Une grande partie des discussions sur le solaire résidentiel tourne autour des panneaux. Pourtant, le « cerveau » de l’installation, c’est l’onduleur : l’équipement qui transforme le courant continu produit par les modules en courant alternatif utilisable dans la maison, et qui pilote souvent la production, le suivi et parfois la batterie. C’est aussi un maillon stratégique… et désormais politique.
D’après une information relayée le 12 mai 2026, la Chine a vivement critiqué une décision européenne visant à écarter certains onduleurs chinois des projets solaires financés par l’Union européenne. Sur le papier, l’enjeu est limité à des programmes subventionnés. Dans la pratique, ce type de signal peut avoir des conséquences plus larges : chaînes d’approvisionnement, prix, disponibilité, et surtout niveau d’exigence en cybersécurité.
De quoi parle-t-on exactement ?
Il ne s’agit pas, à ce stade, d’une interdiction générale de tous les onduleurs chinois pour toutes les installations en Europe. Le périmètre évoqué concerne des projets financés par l’UE. L’argument mis en avant dans de nombreux débats similaires est double :
- Sécurité : un onduleur est connecté à l’installation électrique et souvent à Internet (télésuivi, mises à jour). Cela crée une surface d’attaque potentielle.

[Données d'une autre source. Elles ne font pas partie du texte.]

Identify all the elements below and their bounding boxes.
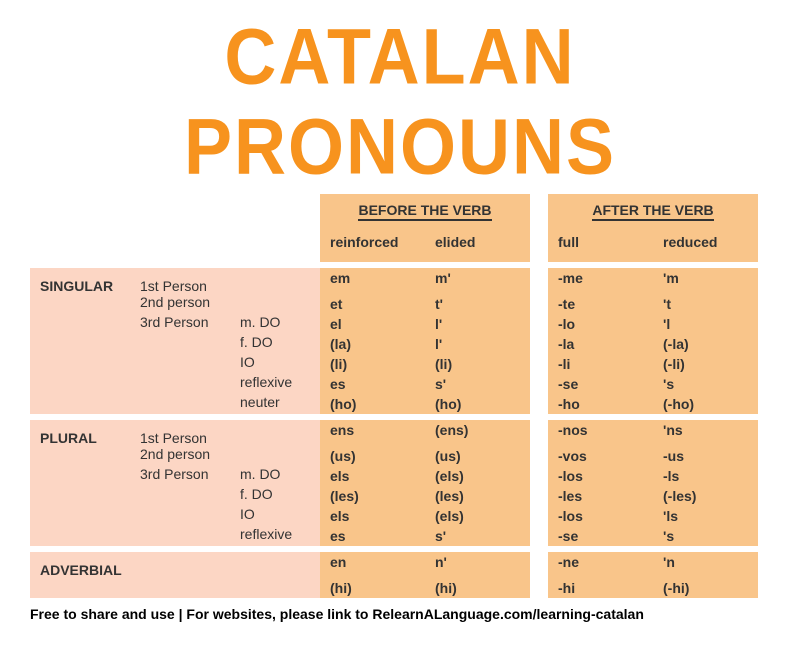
row-label: f. DO [30, 334, 320, 354]
cell: n' [425, 552, 530, 578]
header-reinforced: reinforced [320, 228, 425, 262]
cell: -us [653, 446, 758, 466]
cell: -li [548, 354, 653, 374]
person-label: 3rd Person [140, 314, 240, 334]
cell: els [320, 466, 425, 486]
footer-text: Free to share and use | For websites, pl… [30, 598, 770, 622]
row-label: f. DO [30, 486, 320, 506]
person-label: 1st Person [140, 420, 240, 446]
cell: (-ho) [653, 394, 758, 414]
cell: (la) [320, 334, 425, 354]
row-label: IO [30, 506, 320, 526]
row-label: 2nd person [30, 294, 320, 314]
cell: -se [548, 526, 653, 546]
row-label: 3rd Personm. DO [30, 466, 320, 486]
cell: -te [548, 294, 653, 314]
sub3-label: f. DO [240, 486, 330, 506]
cell: -ne [548, 552, 653, 578]
cell: es [320, 526, 425, 546]
cell: em [320, 268, 425, 294]
cell: ens [320, 420, 425, 446]
cell: (els) [425, 466, 530, 486]
cell: -la [548, 334, 653, 354]
header-full: full [548, 228, 653, 262]
cell: (hi) [425, 578, 530, 598]
cell: (les) [320, 486, 425, 506]
row-label: ADVERBIAL [30, 552, 320, 578]
cell: -vos [548, 446, 653, 466]
cell: (li) [425, 354, 530, 374]
cell: en [320, 552, 425, 578]
sub3-label: neuter [240, 394, 330, 414]
cell: 'm [653, 268, 758, 294]
cell: (-les) [653, 486, 758, 506]
person-label: 2nd person [140, 446, 240, 466]
cell: (us) [320, 446, 425, 466]
cell: -los [548, 466, 653, 486]
row-label: neuter [30, 394, 320, 414]
row-label: reflexive [30, 526, 320, 546]
cell: (hi) [320, 578, 425, 598]
page-title: CATALAN PRONOUNS [30, 12, 770, 192]
cell: et [320, 294, 425, 314]
row-label: IO [30, 354, 320, 374]
cell: s' [425, 526, 530, 546]
cell: -les [548, 486, 653, 506]
row-label: PLURAL 1st Person [30, 420, 320, 446]
sub3-label: IO [240, 506, 330, 526]
cell: m' [425, 268, 530, 294]
cell: s' [425, 374, 530, 394]
cell: -hi [548, 578, 653, 598]
cell: -ho [548, 394, 653, 414]
cell: (-la) [653, 334, 758, 354]
cell: -ls [653, 466, 758, 486]
person-label: 2nd person [140, 294, 240, 314]
cell: 's [653, 374, 758, 394]
header-before: BEFORE THE VERB [320, 194, 530, 228]
sub3-label: reflexive [240, 374, 330, 394]
cell: (els) [425, 506, 530, 526]
sub3-label: IO [240, 354, 330, 374]
cell: (les) [425, 486, 530, 506]
cell: 't [653, 294, 758, 314]
cell: 'ns [653, 420, 758, 446]
cell: (us) [425, 446, 530, 466]
row-label: SINGULAR 1st Person [30, 268, 320, 294]
cell: 's [653, 526, 758, 546]
cell: (-li) [653, 354, 758, 374]
cell: 'l [653, 314, 758, 334]
person-label: 3rd Person [140, 466, 240, 486]
sub3-label: m. DO [240, 314, 330, 334]
header-after: AFTER THE VERB [548, 194, 758, 228]
cell: l' [425, 314, 530, 334]
pronoun-table: BEFORE THE VERB AFTER THE VERB reinforce… [30, 194, 770, 598]
cell: el [320, 314, 425, 334]
sub3-label: reflexive [240, 526, 330, 546]
cell: es [320, 374, 425, 394]
cell: -los [548, 506, 653, 526]
sub3-label: m. DO [240, 466, 330, 486]
cell: (-hi) [653, 578, 758, 598]
row-label [30, 578, 320, 598]
row-label: 2nd person [30, 446, 320, 466]
cell: -se [548, 374, 653, 394]
cell: (li) [320, 354, 425, 374]
cell: (ens) [425, 420, 530, 446]
cell: 'ls [653, 506, 758, 526]
cell: l' [425, 334, 530, 354]
sub3-label: f. DO [240, 334, 330, 354]
cell: -lo [548, 314, 653, 334]
header-reduced: reduced [653, 228, 758, 262]
cell: 'n [653, 552, 758, 578]
row-label: 3rd Personm. DO [30, 314, 320, 334]
cell: -nos [548, 420, 653, 446]
cell: els [320, 506, 425, 526]
cell: t' [425, 294, 530, 314]
person-label: 1st Person [140, 268, 240, 294]
row-label: reflexive [30, 374, 320, 394]
header-elided: elided [425, 228, 530, 262]
cell: (ho) [425, 394, 530, 414]
cell: -me [548, 268, 653, 294]
cell: (ho) [320, 394, 425, 414]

- Souveraineté industrielle : l’Europe cherche à réduire une dépendance jugée excessive sur certaines technologies clefs.
La réaction de Pékin souligne l’aspect diplomatique : toute restriction sur un composant central du solaire touche directement les fabricants, les importateurs, et les coûts.

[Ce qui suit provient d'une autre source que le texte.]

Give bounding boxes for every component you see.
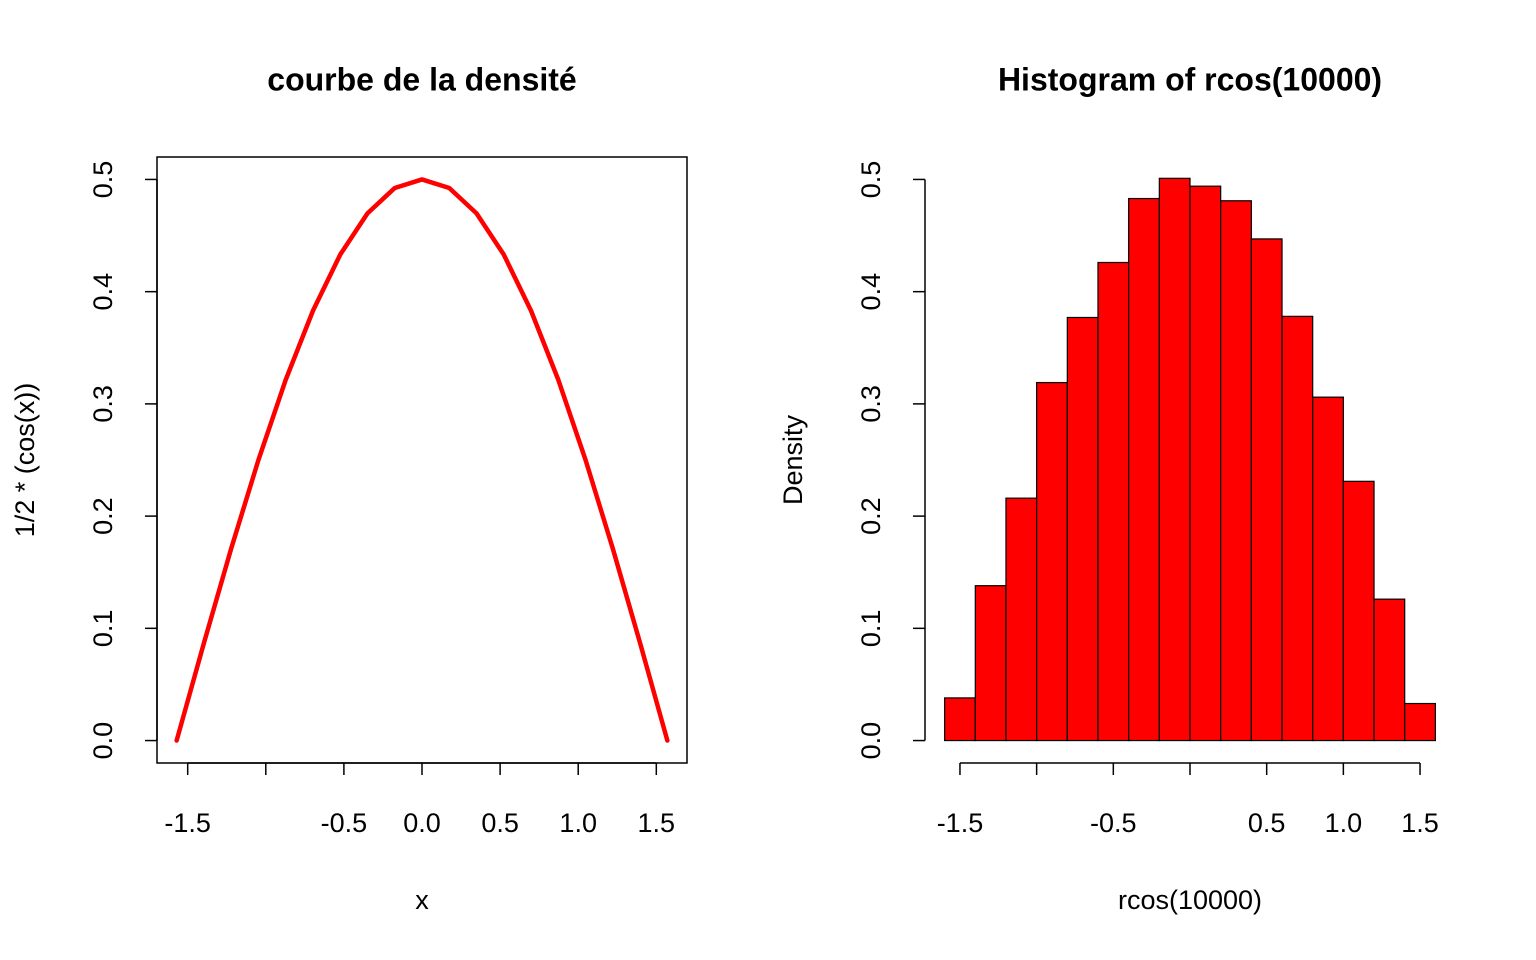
histogram-bar [1097,261,1130,742]
histogram-bar [1342,480,1375,742]
histogram-bar [1005,497,1038,742]
plot-box [156,156,688,764]
y-tick-label: 0.0 [88,722,118,760]
histogram-bar [1189,185,1222,742]
y-tick-label: 0.4 [88,273,118,311]
histogram-bar [1036,381,1068,742]
y-tick-label: 0.2 [88,497,118,535]
y-axis-title: Density [778,414,808,505]
histogram-bar [1066,316,1099,742]
y-tick-label: 0.5 [856,161,886,199]
histogram-bar [1404,702,1436,742]
chart-title: Histogram of rcos(10000) [998,61,1382,97]
x-tick-label: 0.5 [481,808,519,838]
histogram-bar [1281,315,1314,742]
histogram-bar [1158,177,1191,742]
y-tick-label: 0.2 [856,497,886,535]
chart-title: courbe de la densité [267,61,576,97]
x-tick-label: -0.5 [1090,808,1137,838]
histogram-bar [1220,200,1252,742]
x-axis-title: rcos(10000) [1118,885,1262,915]
histogram-bar [974,585,1007,742]
x-tick-label: -0.5 [321,808,368,838]
y-tick-label: 0.0 [856,722,886,760]
histogram-bar [1128,197,1160,742]
x-tick-label: -1.5 [164,808,211,838]
y-tick-label: 0.3 [856,385,886,423]
histogram-bar [1312,396,1344,742]
x-axis-title: x [415,885,429,915]
x-tick-label: 1.5 [1401,808,1439,838]
y-tick-label: 0.3 [88,385,118,423]
x-tick-label: -1.5 [937,808,984,838]
histogram-bar [944,697,976,742]
x-tick-label: 0.5 [1248,808,1286,838]
histogram-bar [1250,238,1283,742]
x-tick-label: 1.0 [1325,808,1363,838]
y-tick-label: 0.5 [88,161,118,199]
y-axis-title: 1/2 * (cos(x)) [10,383,40,538]
y-tick-label: 0.1 [88,610,118,648]
y-tick-label: 0.1 [856,610,886,648]
x-tick-label: 0.0 [403,808,441,838]
y-tick-label: 0.4 [856,273,886,311]
x-tick-label: 1.0 [559,808,597,838]
histogram-bar [1373,598,1406,742]
density-line [174,177,670,743]
x-tick-label: 1.5 [638,808,676,838]
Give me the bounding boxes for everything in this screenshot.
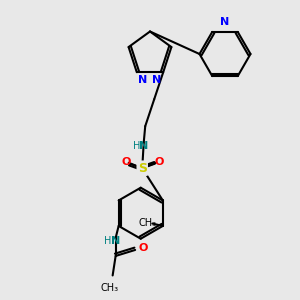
Text: N: N	[152, 75, 162, 85]
Text: S: S	[138, 162, 147, 175]
Text: CH₃: CH₃	[100, 283, 119, 293]
Text: N: N	[111, 236, 120, 246]
Text: H: H	[104, 236, 112, 246]
Text: N: N	[138, 75, 148, 85]
Text: O: O	[121, 157, 130, 167]
Text: N: N	[220, 17, 230, 27]
Text: O: O	[154, 157, 164, 167]
Text: CH₃: CH₃	[139, 218, 157, 228]
Text: N: N	[139, 141, 148, 151]
Text: O: O	[139, 244, 148, 254]
Text: H: H	[133, 141, 140, 151]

Pourquoi un onduleur pose des questions de cybersécurité
Un onduleur moderne n’est plus une simple « boîte » électrique. C’est un appareil communicant qui peut :
- remonter des données détaillées (production, consommation, état de la batterie),
- recevoir des mises à jour logicielles,
- dans certains cas, être piloté à distance (limitation de puissance, réglages réseau),
- interagir avec d’autres équipements (borne de recharge, gestionnaire d’énergie).
Comme tout objet connecté, le risque n’est pas théorique : mots de passe faibles, ports ouverts, dépendance à un cloud tiers, manque de mise à jour… Pour un particulier, l’enjeu principal est la continuité de service (production interrompue, batterie indisponible) et la confidentialité (données de consommation). À l’échelle du système électrique, la question devient critique si des milliers d’appareils peuvent être influencés en même temps.
Quel impact possible sur les particuliers (prix, délais, choix)
Même si la restriction concerne d’abord des projets subventionnés, elle peut agir comme un « révélateur » :
- Plus d’audits et de certifications demandés aux fabricants, donc une pression sur les références les moins bien documentées.
- Des délais plus longs si certaines gammes deviennent plus difficiles à importer ou à financer.
- Des changements de recommandation chez les installateurs, qui privilégieront des marques et des plateformes jugées plus pérennes.
- Une hausse des prix à court terme si l’offre se resserre, même temporairement.
À l’inverse, cette situation peut aussi accélérer l’amélioration de la qualité logicielle et des pratiques de sécurité, ce qui est une bonne nouvelle pour les utilisateurs finaux.
Checklist simple avant de choisir un onduleur
Sans entrer dans un débat géopolitique, un foyer peut se protéger avec des critères concrets :
- Garantie claire (durée, conditions, procédure de remplacement).
- Historique de mises à jour : l’équipement reçoit-il encore des correctifs après quelques années ?
- Mode dégradé : que se passe-t-il si Internet tombe ou si le service cloud est indisponible ?
- Accès local : possibilité de consulter des données sans passer par un compte tiers, ou au minimum options de confidentialité.
- Compatibilité future : batterie, borne de recharge, gestionnaire d’énergie, et support par votre installateur.
Un autre point souvent oublié : l’installateur. Une marque réputée mais mal intégrée (mauvaise configuration, mises à jour ignorées, compte cloud mal géré) peut créer plus de problèmes qu’un matériel standard correctement posé.
À retenir
Cette actualité rappelle que la transition énergétique ne se limite pas à produire des kWh « verts ». Elle repose aussi sur des infrastructures numériques fiables. Pour les particuliers, l’enjeu est de choisir des équipements durables, maintenus et sécurisés, car un onduleur se garde souvent dix ans ou plus. Si les règles européennes se durcissent, elles peuvent modifier le marché. Mieux vaut donc intégrer la pérennité logicielle au même niveau que le rendement électrique dans votre décision.